O volume 22 (3) da revista Estudos Semióticos buscará inscrever-se nesse campo de pesquisa ao interrogar de que maneira as novas tecnologias modificam o sentido de nossas práticas cotidianas. Como as interfaces de software, maquínicas e algorítmicas, especialmente a IA generativa, transformam nossa relação com o sentido e, em contrapartida, como a semiótica pode contribuir para repensar seus modelos excessivamente enviesados?
Nesse contexto, o número 22 (3) da revista Estudos Semióticos receberá artigos que girem em torno dos seguintes eixos de reflexão:
- Descrição e análise dos discursos produzidos na internet;
- O impacto do digital no campo das linguagens;
- Multimodalidade e sincretismo de linguagens no ciberespaço;
- Os sentidos gerados pelo uso das tecnologias na aprendizagem e na pedagogia;
- Desafios sociais, políticos, culturais e tecnológicos no enfrentamento dos sistemas de desinformação no contexto digital;
- Descrição e análise das inteligências artificiais generativas, seus impactos na vida humana e objetos semióticos produzidos;
- Análise e contraposição das práticas e dos objetos semióticos gerados e circulantes nas diferentes redes sociais (ou mídias): Instagram, TikTok, Facebook, Youtube, etc;
- Consequências do uso de algoritmos nas diversas práticas sociais;
- A maneira como o estudo de certos dispositivos tecnológicos conduziu a semiótica a fazer evoluir seu aparato teórico e/ou metodológico.

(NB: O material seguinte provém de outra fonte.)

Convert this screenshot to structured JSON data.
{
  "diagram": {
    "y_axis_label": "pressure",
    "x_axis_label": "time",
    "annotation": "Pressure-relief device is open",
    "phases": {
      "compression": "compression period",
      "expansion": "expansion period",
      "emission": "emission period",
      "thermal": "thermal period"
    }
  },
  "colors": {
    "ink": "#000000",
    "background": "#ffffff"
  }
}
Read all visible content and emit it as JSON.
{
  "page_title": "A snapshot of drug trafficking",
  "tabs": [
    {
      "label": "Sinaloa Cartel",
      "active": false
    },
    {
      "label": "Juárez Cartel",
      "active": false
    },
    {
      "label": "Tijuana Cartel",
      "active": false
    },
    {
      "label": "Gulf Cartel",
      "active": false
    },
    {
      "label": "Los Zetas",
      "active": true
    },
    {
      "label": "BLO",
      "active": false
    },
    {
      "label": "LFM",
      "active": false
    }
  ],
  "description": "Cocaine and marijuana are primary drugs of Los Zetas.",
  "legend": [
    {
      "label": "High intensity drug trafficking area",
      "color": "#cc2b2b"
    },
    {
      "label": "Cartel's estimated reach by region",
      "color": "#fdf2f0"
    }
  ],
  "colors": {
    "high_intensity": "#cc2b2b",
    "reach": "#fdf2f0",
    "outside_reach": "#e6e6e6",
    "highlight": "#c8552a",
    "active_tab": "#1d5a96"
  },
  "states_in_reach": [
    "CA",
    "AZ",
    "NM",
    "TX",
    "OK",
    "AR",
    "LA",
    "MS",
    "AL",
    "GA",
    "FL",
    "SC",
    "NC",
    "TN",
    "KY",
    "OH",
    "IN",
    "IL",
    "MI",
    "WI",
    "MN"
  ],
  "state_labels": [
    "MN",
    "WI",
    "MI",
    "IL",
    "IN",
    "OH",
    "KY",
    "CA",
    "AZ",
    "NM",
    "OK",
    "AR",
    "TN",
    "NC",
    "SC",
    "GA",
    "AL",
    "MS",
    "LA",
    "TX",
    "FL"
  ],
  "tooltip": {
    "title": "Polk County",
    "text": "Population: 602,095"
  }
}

Organizadores: Daniervelin Pereira (UFMG, Belo Horizonte), Letícia Moraes (UFPB, João Pessoa) e Ludovic Chatenet (Université Bordeaux Montaigne, Bordeaux)
Datas importantes:
Submissão das propostas (uma página): 01/outubro/2025 a 30/novembro/2025. Enviar cópia para ambos os e-mails: daniervelin@gmail.com e lesemiotica@gmail.com. Assunto: Dossier Semiótica e Tecnologia - proposta artigo.
Resposta sobre as propostas recebidas: 20/dezembro/2025.
Período de submissão, pela plataforma OJS da revista, dos artigos full-text com proposta aceita: 01/abril a 31/maio/2026. Link para o envio: https://www.revistas.usp.br/esse/about/submissions
Publicação programada Estudos Semióticos 22(3): dezembro/2026.
Detalhes sobre a redação e a formatação dos artigos:
Línguas aceitas: português, francês, inglês, italiano, espanhol.
Os resumos deverão ser redigidos em inglês + outra língua de acordo com aquelas aceitas.
Os artigos submetidos deverão conter de 25.000 a 50.000 caracteres (espaços incluídos).
Verificar as normas de formatação da revista.